POJ2287 Tian Ji -- The Horse Racing

题目链接

题目

Description

Here is a famous story in Chinese history.

That was about 2300 years ago. General Tian Ji was a high official in the country Qi. He likes to play horse racing with the king and others.

Both of Tian and the king have three horses in different classes, namely, regular, plus, and super. The rule is to have three rounds in a match; each of the horses must be used in one round. The winner of a single round takes two hundred silver dollars from the loser.

Being the most powerful man in the country, the king has so nice horses that in each class his horse is better than Tian's. As a result, each time the king takes six hundred silver dollars from Tian.

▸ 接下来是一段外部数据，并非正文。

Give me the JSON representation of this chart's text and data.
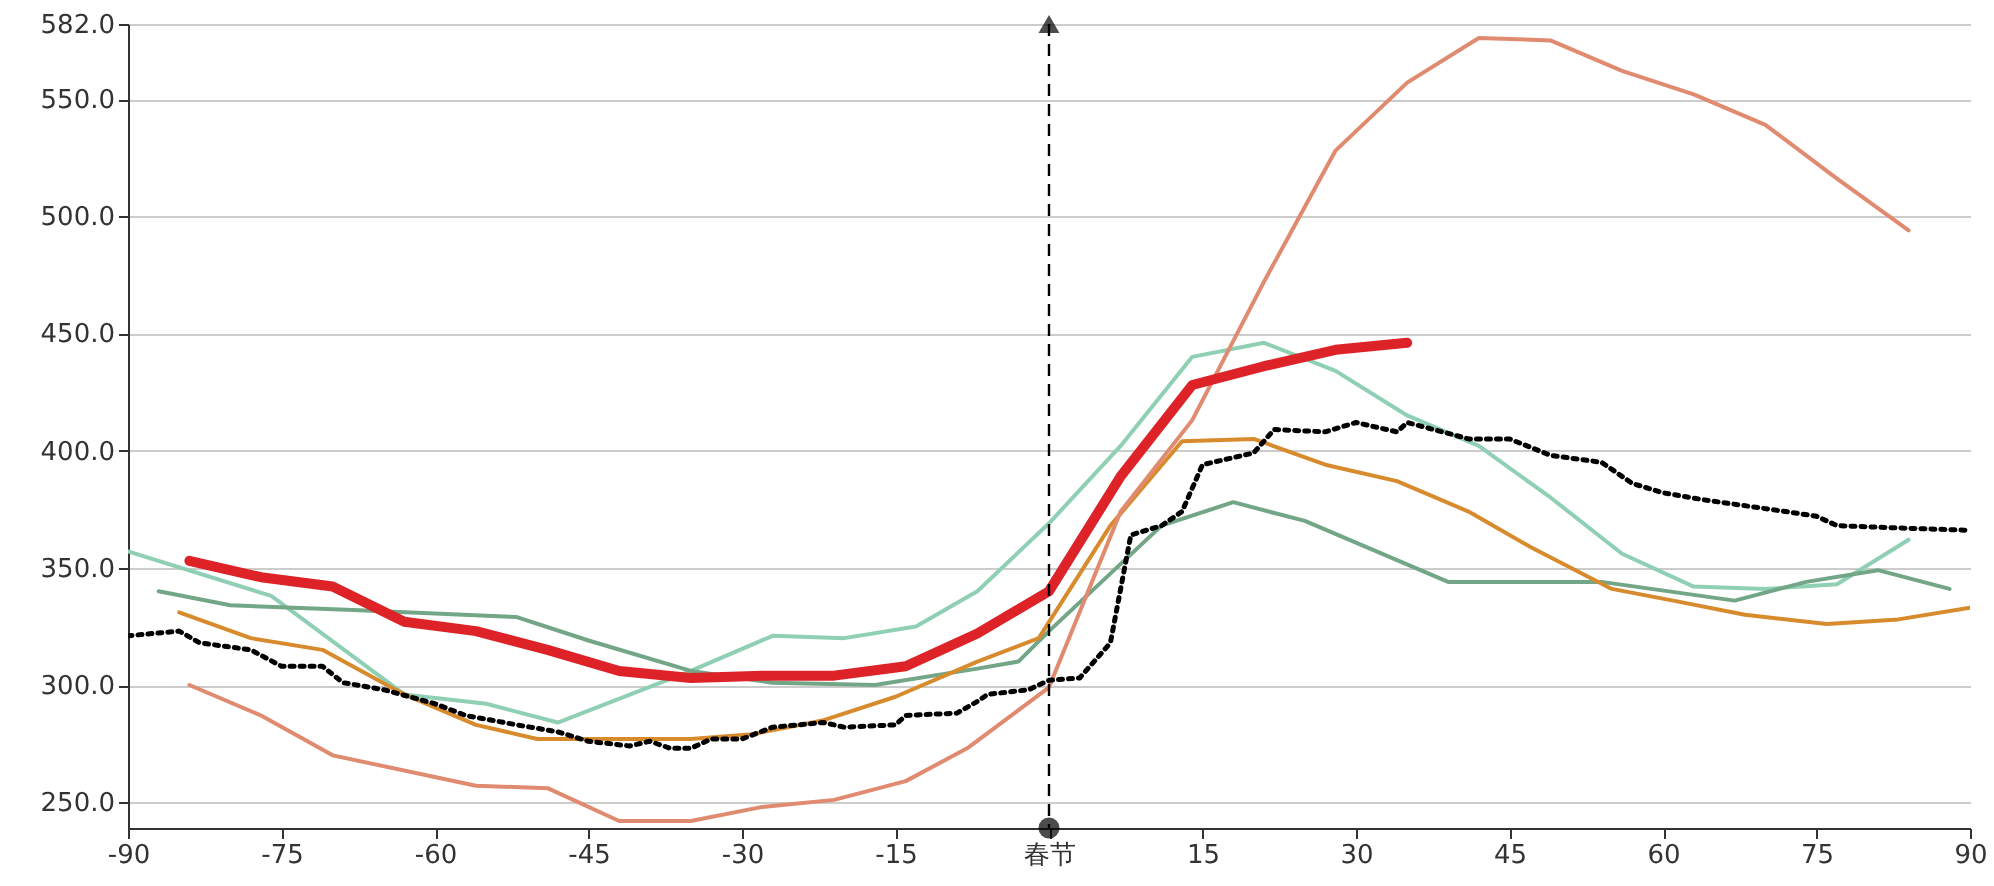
{
  "chart_data": {
    "type": "line",
    "xlim": [
      -90,
      90
    ],
    "xticks": [
      -90,
      -75,
      -60,
      -45,
      -30,
      -15,
      {
        "value": 0,
        "label": "春节"
      },
      15,
      30,
      45,
      60,
      75,
      90
    ],
    "ylim": [
      239,
      582
    ],
    "yticks": [
      {
        "value": 250,
        "label": "250.0"
      },
      {
        "value": 300,
        "label": "300.0"
      },
      {
        "value": 350,
        "label": "350.0"
      },
      {
        "value": 400,
        "label": "400.0"
      },
      {
        "value": 450,
        "label": "450.0"
      },
      {
        "value": 500,
        "label": "500.0"
      },
      {
        "value": 550,
        "label": "550.0"
      },
      {
        "value": 582,
        "label": "582.0"
      }
    ],
    "grid": "y",
    "ref_lines": [
      {
        "axis": "x",
        "value": 0,
        "label": null,
        "color": "#000000",
        "line_style": "dashed"
      }
    ],
    "series": [
      {
        "color": "#8fd0b4",
        "line_style": "solid",
        "x": [
          -90,
          -76,
          -63,
          -55,
          -48,
          -35,
          -27,
          -20,
          -13,
          -7,
          0,
          7,
          14,
          21,
          28,
          35,
          42,
          49,
          56,
          63,
          70,
          77,
          84
        ],
        "values": [
          357,
          338,
          296,
          292,
          284,
          306,
          321,
          320,
          325,
          340,
          369,
          402,
          440,
          446,
          434,
          415,
          402,
          380,
          356,
          342,
          341,
          343,
          362
        ]
      },
      {
        "color": "#72a687",
        "line_style": "solid",
        "x": [
          -87,
          -80,
          -68,
          -52,
          -45,
          -35,
          -27,
          -17,
          -7,
          -3,
          0,
          11,
          18,
          25,
          39,
          54,
          67,
          74,
          81,
          88
        ],
        "values": [
          340,
          334,
          332,
          329,
          319,
          306,
          301,
          300,
          307,
          310,
          323,
          368,
          378,
          370,
          344,
          344,
          336,
          344,
          349,
          341
        ]
      },
      {
        "color": "#d88b2c",
        "line_style": "solid",
        "x": [
          -85,
          -78,
          -71,
          -63,
          -56,
          -50,
          -35,
          -29,
          -22,
          -15,
          -7,
          -1,
          6,
          13,
          20,
          27,
          34,
          41,
          47,
          55,
          61,
          68,
          76,
          83,
          90
        ],
        "values": [
          331,
          320,
          315,
          296,
          283,
          277,
          277,
          279,
          285,
          295,
          310,
          320,
          368,
          404,
          405,
          394,
          387,
          374,
          359,
          341,
          336,
          330,
          326,
          328,
          333
        ]
      },
      {
        "color": "#e08a70",
        "line_style": "solid",
        "x": [
          -84,
          -77,
          -70,
          -56,
          -49,
          -42,
          -35,
          -28,
          -21,
          -14,
          -8,
          0,
          7,
          14,
          21,
          28,
          35,
          42,
          49,
          56,
          63,
          70,
          77,
          84
        ],
        "values": [
          300,
          287,
          270,
          257,
          256,
          242,
          242,
          248,
          251,
          259,
          273,
          299,
          374,
          413,
          472,
          528,
          557,
          576,
          575,
          562,
          552,
          539,
          516,
          494
        ]
      },
      {
        "color": "#000000",
        "line_style": "dotted",
        "x": [
          -90,
          -85,
          -83,
          -78,
          -75,
          -71,
          -69,
          -65,
          -60,
          -57,
          -52,
          -48,
          -45,
          -41,
          -39,
          -37,
          -35,
          -33,
          -30,
          -27,
          -22,
          -20,
          -15,
          -14,
          -9,
          -7,
          -6,
          -2,
          0,
          3,
          6,
          8,
          11,
          13,
          15,
          20,
          22,
          27,
          30,
          34,
          35,
          41,
          45,
          49,
          54,
          57,
          60,
          64,
          72,
          75,
          77,
          83,
          90
        ],
        "values": [
          321,
          323,
          318,
          315,
          308,
          308,
          301,
          298,
          292,
          287,
          283,
          280,
          276,
          274,
          276,
          273,
          273,
          277,
          277,
          282,
          284,
          282,
          283,
          287,
          288,
          293,
          296,
          298,
          302,
          303,
          318,
          364,
          368,
          374,
          394,
          399,
          409,
          408,
          412,
          408,
          412,
          405,
          405,
          398,
          395,
          386,
          382,
          379,
          374,
          372,
          368,
          367,
          366
        ]
      },
      {
        "color": "#dd2228",
        "line_style": "solid",
        "x": [
          -84,
          -77,
          -70,
          -63,
          -56,
          -49,
          -42,
          -35,
          -28,
          -21,
          -14,
          -7,
          0,
          7,
          14,
          21,
          28,
          35
        ],
        "values": [
          353,
          346,
          342,
          327,
          323,
          315,
          306,
          303,
          304,
          304,
          308,
          322,
          340,
          389,
          428,
          436,
          443,
          446
        ]
      }
    ]
  }
}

Tian Ji was not happy about that, until he met Sun Bin, one of the most famous generals in Chinese history. Using a little trick due to Sun, Tian Ji brought home two hundred silver dollars and such a grace in the next match.

It was a rather simple trick. Using his regular class horse race against the super class from the king, they will certainly lose that round. But then his plus beat the king's regular, and his super beat the king's plus. What a simple trick. And how do you think of Tian Ji, the high ranked official in China?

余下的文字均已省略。